Il en résulte que, faute d’un comportement fautif imputable à un joueur, la responsabilité de l’association ne saurait être engagée sur le fondement de l’article 1384, alinéa 1er.
Cette solution s’inscrit dans une jurisprudence désormais constante selon laquelle la responsabilité des associations sportives suppose l’établissement d’une faute caractérisée du gardé, et non le seul fait causal.
Cette exigence sera ultérieurement consacrée avec force par l’Assemblée plénière dans son arrêt du 29 juin 2007, aux termes duquel :
« Les associations sportives ayant pour mission d’organiser, de diriger et de contrôler l’activité de leurs membres sont responsables des dommages qu’ils causent à cette occasion, dès lors qu’une faute caractérisée par une violation des règles du jeu est imputable à un ou plusieurs de leurs membres, même non identifiés ».
Ainsi, en matière sportive, la responsabilité du fait d’autrui demeure étroitement encadrée, afin de ne pas faire peser sur les associations un risque excessif lié à la pratique normale du sport.

B. Une solution circonscrite au domaine sportif ?

Reste néanmoins une interrogation majeure :
l’exigence d’une faute caractérisée est-elle propre aux seules associations sportives ou s’étend-elle à toute personne morale chargée d’organiser l’activité d’autrui ?
La jurisprudence ne permet pas encore d’apporter une réponse définitive. Il est toutefois permis de penser que le contexte sportif, marqué par l’acceptation des risques et la violence licite du jeu, justifie un régime dérogatoire.
En dehors de ce cadre, l’exigence d’une faute simple — voire du seul fait causal — pourrait suffire à engager la responsabilité du gardien.

II. La confirmation d’une responsabilité de plein droit du fait d’autrui hors du champ sportif

A. La distinction entre organisation d’une activité et organisation du mode de vie

La comparaison avec l’arrêt d’Assemblée plénière du 13 décembre 2002 est éclairante.
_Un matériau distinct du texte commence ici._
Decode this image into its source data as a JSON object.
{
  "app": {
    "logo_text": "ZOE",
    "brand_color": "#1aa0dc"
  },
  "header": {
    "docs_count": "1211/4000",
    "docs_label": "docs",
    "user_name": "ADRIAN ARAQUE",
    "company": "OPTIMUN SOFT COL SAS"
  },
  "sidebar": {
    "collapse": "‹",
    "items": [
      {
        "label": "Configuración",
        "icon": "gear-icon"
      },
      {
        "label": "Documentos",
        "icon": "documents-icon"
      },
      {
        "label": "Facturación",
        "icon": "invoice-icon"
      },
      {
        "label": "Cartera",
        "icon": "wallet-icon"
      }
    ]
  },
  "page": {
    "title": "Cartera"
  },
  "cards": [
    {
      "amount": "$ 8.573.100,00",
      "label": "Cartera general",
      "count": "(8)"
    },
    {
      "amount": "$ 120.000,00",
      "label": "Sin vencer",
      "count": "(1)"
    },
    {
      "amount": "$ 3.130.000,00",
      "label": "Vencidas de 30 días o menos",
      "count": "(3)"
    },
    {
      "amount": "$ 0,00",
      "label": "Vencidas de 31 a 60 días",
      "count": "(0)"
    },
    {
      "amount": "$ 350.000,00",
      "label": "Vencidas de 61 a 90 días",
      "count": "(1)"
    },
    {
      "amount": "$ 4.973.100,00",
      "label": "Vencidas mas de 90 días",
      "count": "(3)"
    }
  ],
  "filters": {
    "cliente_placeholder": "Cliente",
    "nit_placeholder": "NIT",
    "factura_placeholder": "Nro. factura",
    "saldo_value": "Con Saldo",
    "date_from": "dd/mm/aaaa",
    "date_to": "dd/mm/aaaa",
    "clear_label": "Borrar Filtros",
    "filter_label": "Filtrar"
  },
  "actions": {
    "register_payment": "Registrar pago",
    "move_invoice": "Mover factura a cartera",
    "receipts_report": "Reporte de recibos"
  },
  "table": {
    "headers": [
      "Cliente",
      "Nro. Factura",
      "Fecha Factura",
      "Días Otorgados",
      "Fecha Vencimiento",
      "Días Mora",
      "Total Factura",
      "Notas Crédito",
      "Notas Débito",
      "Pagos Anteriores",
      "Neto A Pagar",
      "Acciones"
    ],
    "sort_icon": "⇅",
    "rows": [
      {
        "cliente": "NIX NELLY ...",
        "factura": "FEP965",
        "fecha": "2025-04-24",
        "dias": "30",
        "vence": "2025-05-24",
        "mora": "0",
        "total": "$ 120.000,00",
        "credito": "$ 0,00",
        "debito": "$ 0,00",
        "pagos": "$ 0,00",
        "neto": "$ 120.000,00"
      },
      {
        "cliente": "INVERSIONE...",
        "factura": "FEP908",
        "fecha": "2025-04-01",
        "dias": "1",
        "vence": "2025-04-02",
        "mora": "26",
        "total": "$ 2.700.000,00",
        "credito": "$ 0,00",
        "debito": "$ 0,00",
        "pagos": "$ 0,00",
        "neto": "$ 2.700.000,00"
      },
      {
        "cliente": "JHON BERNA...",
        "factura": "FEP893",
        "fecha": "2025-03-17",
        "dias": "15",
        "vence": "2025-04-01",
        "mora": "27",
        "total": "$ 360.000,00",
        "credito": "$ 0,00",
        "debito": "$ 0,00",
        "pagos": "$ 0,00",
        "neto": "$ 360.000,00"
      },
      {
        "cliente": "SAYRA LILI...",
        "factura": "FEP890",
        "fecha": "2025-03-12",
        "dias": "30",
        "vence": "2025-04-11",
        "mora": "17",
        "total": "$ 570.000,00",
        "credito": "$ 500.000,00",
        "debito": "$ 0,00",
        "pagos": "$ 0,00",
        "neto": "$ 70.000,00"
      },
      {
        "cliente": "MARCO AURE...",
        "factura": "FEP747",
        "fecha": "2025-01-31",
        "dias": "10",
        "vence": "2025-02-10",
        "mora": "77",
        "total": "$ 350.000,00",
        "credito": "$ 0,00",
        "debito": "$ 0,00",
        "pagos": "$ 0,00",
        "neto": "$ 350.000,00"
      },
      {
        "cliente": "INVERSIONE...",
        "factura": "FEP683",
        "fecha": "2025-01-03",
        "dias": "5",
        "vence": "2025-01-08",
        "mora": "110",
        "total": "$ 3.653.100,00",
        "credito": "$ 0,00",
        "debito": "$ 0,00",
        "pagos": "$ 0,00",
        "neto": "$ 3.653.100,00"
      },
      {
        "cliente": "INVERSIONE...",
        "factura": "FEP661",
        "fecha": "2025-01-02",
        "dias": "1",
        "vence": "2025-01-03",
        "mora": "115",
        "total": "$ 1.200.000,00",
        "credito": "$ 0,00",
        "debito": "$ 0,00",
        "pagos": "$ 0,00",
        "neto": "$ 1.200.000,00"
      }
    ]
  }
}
Dans cette décision, la Cour de cassation admet la responsabilité d’un organisme chargé d’organiser et de contrôler le mode de vie d’une personne handicapée, sans exiger la preuve d’une faute du gardé.
Il semble ainsi se dessiner une distinction fondamentale :
lorsque la personne ou l’organisme organise une activité ponctuelle, comme une compétition sportive, la responsabilité est subordonnée à une faute caractérisée ;
lorsque l’organisme organise le mode de vie d’autrui, notamment d’une personne vulnérable, le simple fait causal paraît suffisant.
Cette seconde hypothèse rapproche le régime de responsabilité de celui applicable aux parents du fait de leurs enfants, prévu à l’alinéa 5 de l’article 1242 du Code civil.
B. La reconnaissance progressive d’une responsabilité de plein droit
La question de la nature de la présomption pesant sur le gardien a également fait l’objet d’une évolution notable.
La Cour de cassation a progressivement admis que la responsabilité du fait d’autrui fondée sur l’article 1384, alinéa 1er, constitue une responsabilité de plein droit, impliquant une présomption de responsabilité et non une simple présomption de faute.
Cette orientation se dessine dès l’arrêt de la deuxième chambre civile du 16 mars 1994, puis se confirme avec l’arrêt Notre-Dame-des-Flots du 26 mars 1997, par lequel la Cour de cassation affirme que le gardien ne peut s’exonérer en démontrant l’absence de faute de surveillance.
Dès lors, seule la preuve d’une cause étrangère permettrait d’écarter la responsabilité.

Conclusion

L’arrêt du 20 novembre 2003 illustre parfaitement la volonté de la Cour de cassation de canaliser l’extension de la responsabilité du fait d’autrui, en particulier dans le domaine sportif.
Loin d’être contradictoires, les décisions rendues entre 2002 et 2005 traduisent une jurisprudence nuancée et cohérente, fondée sur la nature du pouvoir exercé par le gardien sur le gardé.
Ainsi, si la responsabilité du fait d’autrui tend à devenir une responsabilité de plein droit, son régime demeure modulé selon que le gardien organise une activité risquée ou qu’il exerce un contrôle permanent sur le mode de vie d’autrui.